Então, caberia a pergunta: seria o Narrador um homem mau e insensível, que ao invés de se compadecer com a desgraça alheia, nela conseguiu vislumbrar uma estética que o encantou? É óbvio que não. Ele apenas foi corajoso o suficiente para admitir que, independentemente do horror que sentiu, também foi tomado pela sensação de que o trágico não exclui a possibilidade da beleza.  

Outra questão intrigante diz respeito ao fato de que o presente texto prioriza reflexões sobre a peça "Macbeth", de Shakespeare, que, na opinião do crítico literário norte-americano Harold Blom, é o mais tenebroso dos dramas shakespearianos. Mas vamos nos ater apenas ao seu início. Os generais Macbeth e Banquo retornam vitoriosos de uma batalha. No caminho para casa, eles se deparam com três bruxas que fazem uma profecia: Macbeth se tornará barão e depois, rei. E os filhos de Banquo serão os próximos soberanos. 

Ora, eis aqui uma curiosa contradição: se Macbeth se tornará rei, o natural seria que seus filhos se tornassem os próximos soberanos. Mas não é isso que as bruxas vaticinam. E nesta brevíssima passagem, o gênio de Shakespeare instaura o germe da tragédia, cujos ingredientes, que mais tarde vão aflorando, podem ser resumidos a três: ganância, traição e culpa.
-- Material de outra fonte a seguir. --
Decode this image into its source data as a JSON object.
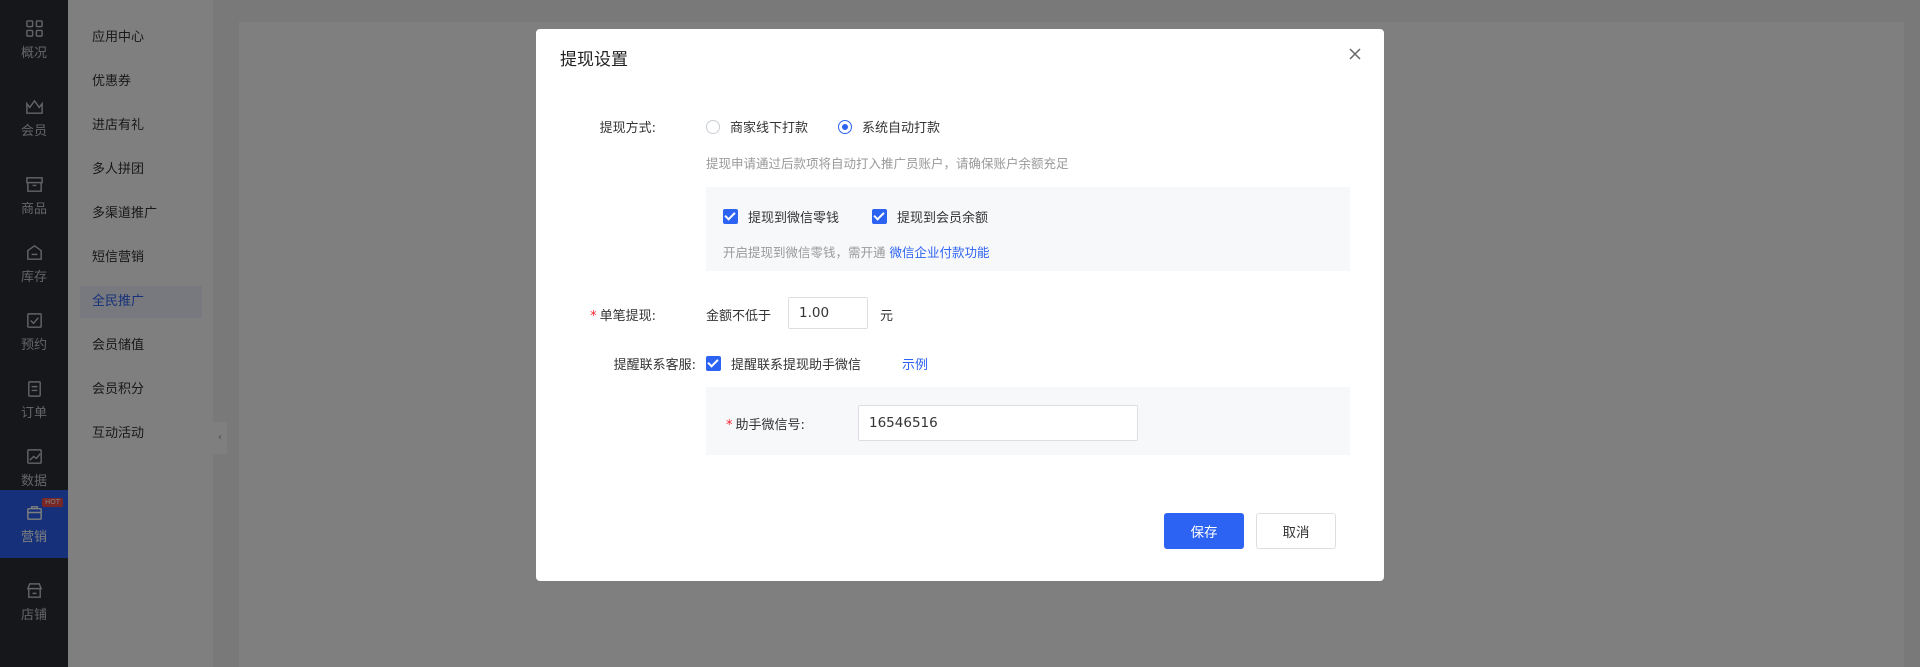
{
  "nav": {
    "items": [
      {
        "label": "概况",
        "icon": "dashboard-icon"
      },
      {
        "label": "会员",
        "icon": "member-icon"
      },
      {
        "label": "商品",
        "icon": "goods-icon"
      },
      {
        "label": "库存",
        "icon": "inventory-icon"
      },
      {
        "label": "预约",
        "icon": "appointment-icon"
      },
      {
        "label": "订单",
        "icon": "order-icon"
      },
      {
        "label": "数据",
        "icon": "data-icon"
      },
      {
        "label": "营销",
        "icon": "marketing-icon",
        "badge": "HOT",
        "active": true
      },
      {
        "label": "店铺",
        "icon": "store-icon"
      }
    ]
  },
  "subnav": {
    "items": [
      "应用中心",
      "优惠券",
      "进店有礼",
      "多人拼团",
      "多渠道推广",
      "短信营销",
      "全民推广",
      "会员储值",
      "会员积分",
      "互动活动"
    ],
    "active_index": 6
  },
  "dialog": {
    "title": "提现设置",
    "withdraw_method_label": "提现方式:",
    "option_offline": "商家线下打款",
    "option_auto": "系统自动打款",
    "selected": "系统自动打款",
    "auto_hint": "提现申请通过后款项将自动打入推广员账户，请确保账户余额充足",
    "check_wechat": "提现到微信零钱",
    "check_balance": "提现到会员余额",
    "wechat_hint": "开启提现到微信零钱，需开通",
    "wechat_hint_link": "微信企业付款功能",
    "single_withdraw_label": "单笔提现:",
    "min_amount_prefix": "金额不低于",
    "min_amount_value": "1.00",
    "min_amount_unit": "元",
    "remind_label": "提醒联系客服:",
    "remind_check": "提醒联系提现助手微信",
    "remind_example": "示例",
    "assistant_wechat_label": "助手微信号:",
    "assistant_wechat_value": "16546516",
    "save_label": "保存",
    "cancel_label": "取消"
  },
  "colors": {
    "accent": "#2d63f2",
    "nav_bg": "#2b2f36",
    "required": "#f5222d"
  }
}
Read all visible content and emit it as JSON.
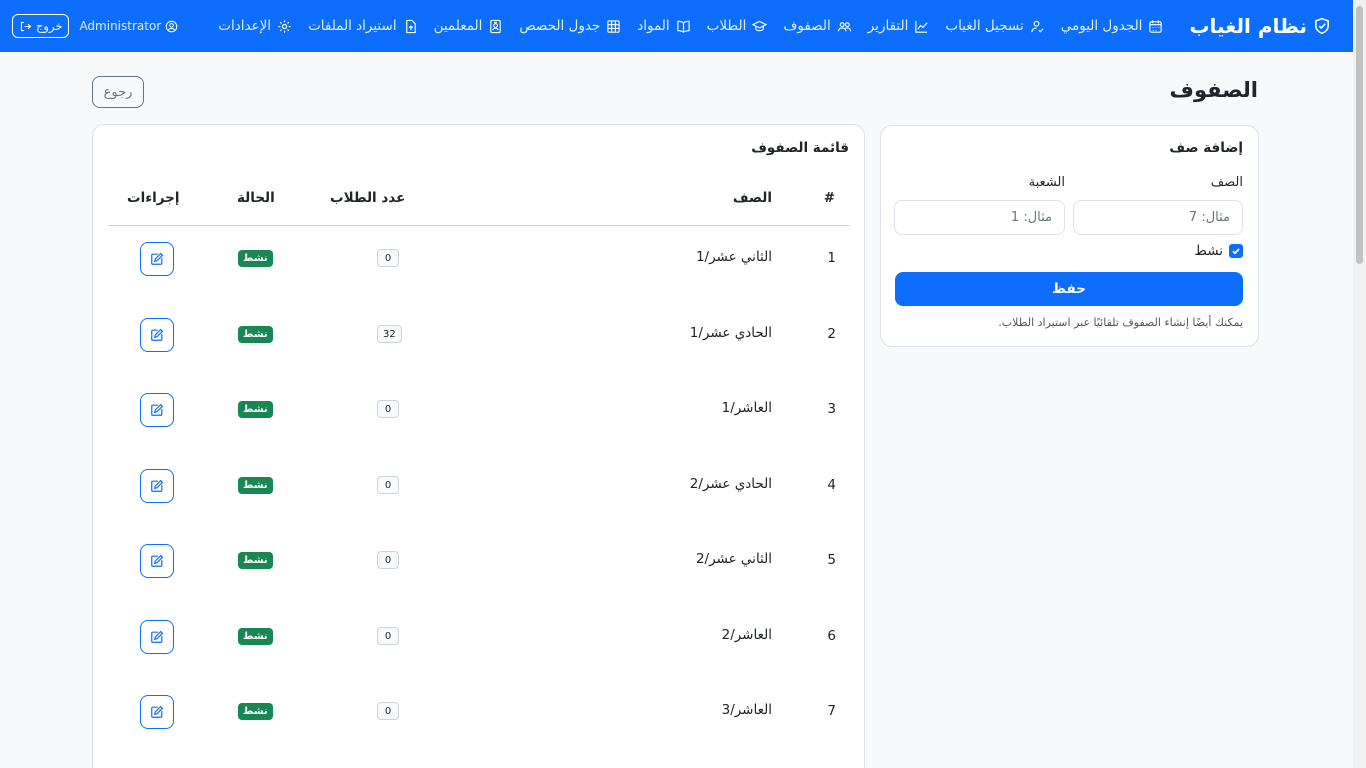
{
  "app": {
    "brand": "نظام الغياب",
    "colors": {
      "primary": "#0d6efd",
      "success": "#198754"
    }
  },
  "nav": {
    "items": [
      {
        "label": "الجدول اليومي",
        "icon": "calendar-icon"
      },
      {
        "label": "تسجيل الغياب",
        "icon": "user-check-icon"
      },
      {
        "label": "التقارير",
        "icon": "chart-line-icon"
      },
      {
        "label": "الصفوف",
        "icon": "people-icon"
      },
      {
        "label": "الطلاب",
        "icon": "graduation-cap-icon"
      },
      {
        "label": "المواد",
        "icon": "book-icon"
      },
      {
        "label": "جدول الحصص",
        "icon": "grid-icon"
      },
      {
        "label": "المعلمين",
        "icon": "person-badge-icon"
      },
      {
        "label": "استيراد الملفات",
        "icon": "file-upload-icon"
      },
      {
        "label": "الإعدادات",
        "icon": "gear-icon"
      }
    ],
    "user": "Administrator",
    "logout": "خروج"
  },
  "page": {
    "title": "الصفوف",
    "back": "رجوع"
  },
  "form": {
    "title": "إضافة صف",
    "grade_label": "الصف",
    "grade_placeholder": "مثال: 7",
    "section_label": "الشعبة",
    "section_placeholder": "مثال: 1",
    "active_label": "نشط",
    "save": "حفظ",
    "hint": "يمكنك أيضًا إنشاء الصفوف تلقائيًا عبر استيراد الطلاب."
  },
  "list": {
    "title": "قائمة الصفوف",
    "headers": {
      "num": "#",
      "name": "الصف",
      "count": "عدد الطلاب",
      "status": "الحالة",
      "actions": "إجراءات"
    },
    "rows": [
      {
        "num": "1",
        "name": "الثاني عشر/1",
        "count": "0",
        "status": "نشط"
      },
      {
        "num": "2",
        "name": "الحادي عشر/1",
        "count": "32",
        "status": "نشط"
      },
      {
        "num": "3",
        "name": "العاشر/1",
        "count": "0",
        "status": "نشط"
      },
      {
        "num": "4",
        "name": "الحادي عشر/2",
        "count": "0",
        "status": "نشط"
      },
      {
        "num": "5",
        "name": "الثاني عشر/2",
        "count": "0",
        "status": "نشط"
      },
      {
        "num": "6",
        "name": "العاشر/2",
        "count": "0",
        "status": "نشط"
      },
      {
        "num": "7",
        "name": "العاشر/3",
        "count": "0",
        "status": "نشط"
      }
    ]
  }
}
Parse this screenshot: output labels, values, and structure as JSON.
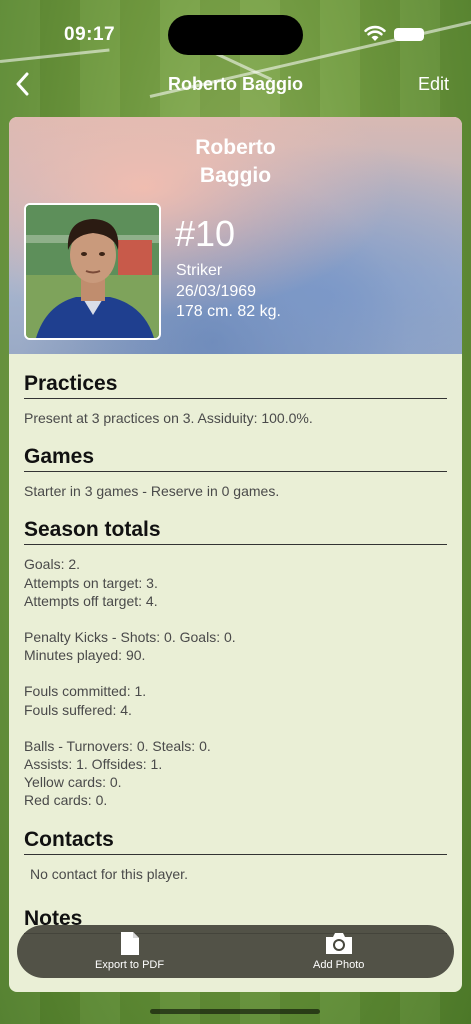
{
  "status_bar": {
    "time": "09:17"
  },
  "nav": {
    "title": "Roberto Baggio",
    "edit_label": "Edit"
  },
  "player": {
    "name_line1": "Roberto",
    "name_line2": "Baggio",
    "number": "#10",
    "role": "Striker",
    "birthdate": "26/03/1969",
    "physique": "178 cm. 82 kg."
  },
  "sections": {
    "practices": {
      "title": "Practices",
      "text": "Present at 3 practices on 3. Assiduity: 100.0%."
    },
    "games": {
      "title": "Games",
      "text": "Starter in 3 games - Reserve in 0 games."
    },
    "season_totals": {
      "title": "Season totals",
      "groups": [
        [
          "Goals: 2.",
          "Attempts on target: 3.",
          "Attempts off target: 4."
        ],
        [
          "Penalty Kicks - Shots: 0. Goals: 0.",
          "Minutes played: 90."
        ],
        [
          "Fouls committed: 1.",
          "Fouls suffered: 4."
        ],
        [
          "Balls - Turnovers: 0. Steals: 0.",
          "Assists: 1. Offsides: 1.",
          "Yellow cards: 0.",
          "Red cards: 0."
        ]
      ]
    },
    "contacts": {
      "title": "Contacts",
      "text": "No contact for this player."
    },
    "notes": {
      "title": "Notes"
    }
  },
  "toolbar": {
    "export_label": "Export to PDF",
    "export_icon": "document-icon",
    "photo_label": "Add Photo",
    "photo_icon": "camera-icon"
  }
}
Até esse encontro com as bruxas, Macbeth era um homem bom, valente e totalmente fiel ao seu rei, Duncan. No entanto, o vaticínio das bruxas dispara nele um processo até então impensável, incompatível com sua irrepreensível conduta. E me parece que o texto de Moacir Chaves levanta questões semelhantes: somos o que somos ou o que aparentamos ser? Ou, melhor formulando: o que somos corresponde essencialmente à nossa natureza ou esta oculta aspectos obscuros que determinadas circunstâncias podem fazer aflorar? E caso tais aspectos obscuros aflorem, devemos nos sentir culpados? E se culpados formos, existiria alguma possibilidade de redenção? 

Enfim...poderia prosseguir com uma infinidade de indagações. Mas o essencial me parece destacar que Moacir Chaves escreveu uma obra que, em parceria com os gênios já mencionados, nos leva a pensar, bem mais do que a concluir. E isto se aplica ao homem que fala, ao lugar aonde está - seria o pátio de uma prisão, o canto remoto de um hospício? - e ao nosso papel, quem sabe o de alunos, quem sabe o de espectadores de uma conferência, ou ainda uma outra coisa que não me parece essencial definir. 

Valendo-se de uma dinâmica cênica impregnada de silêncios, movimentos muitas vezes desconexos e trabalhando o intérprete de forma a sugerir que ele tanto pode nos acolher como nos ameaçar, que ora nos despreza e logo adiante exibe simpatia e doçura, Chaves encontrou um parceiro perfeito em Ricardo Kosovski, intérprete cuja maior virtude (refiro-me à maior, dentre muitas outras) consiste em sua admirável coragem para encarar empreitadas sujeitas a todos os riscos, ao invés de se tornar uma espécie de parasita de suas próprias conquistas. Os demais parceiros desta instigante produção também contribuem decisivamente para seu êxito - Lídia Kosovski (figurino), Fernando Mello da Costa (cenografia) e Aurélio de Simoni (iluminação). 

MARACANÃ - Textos de Moacir Chaves, Shakespeare, Tchecov, Padre Antônio Vieira e Manuel Bandeira. Direção de Moacir Chaves. Com Ricardo Kosovski. Sala Multiuso do Sesc. Quinta a domingo, 18h.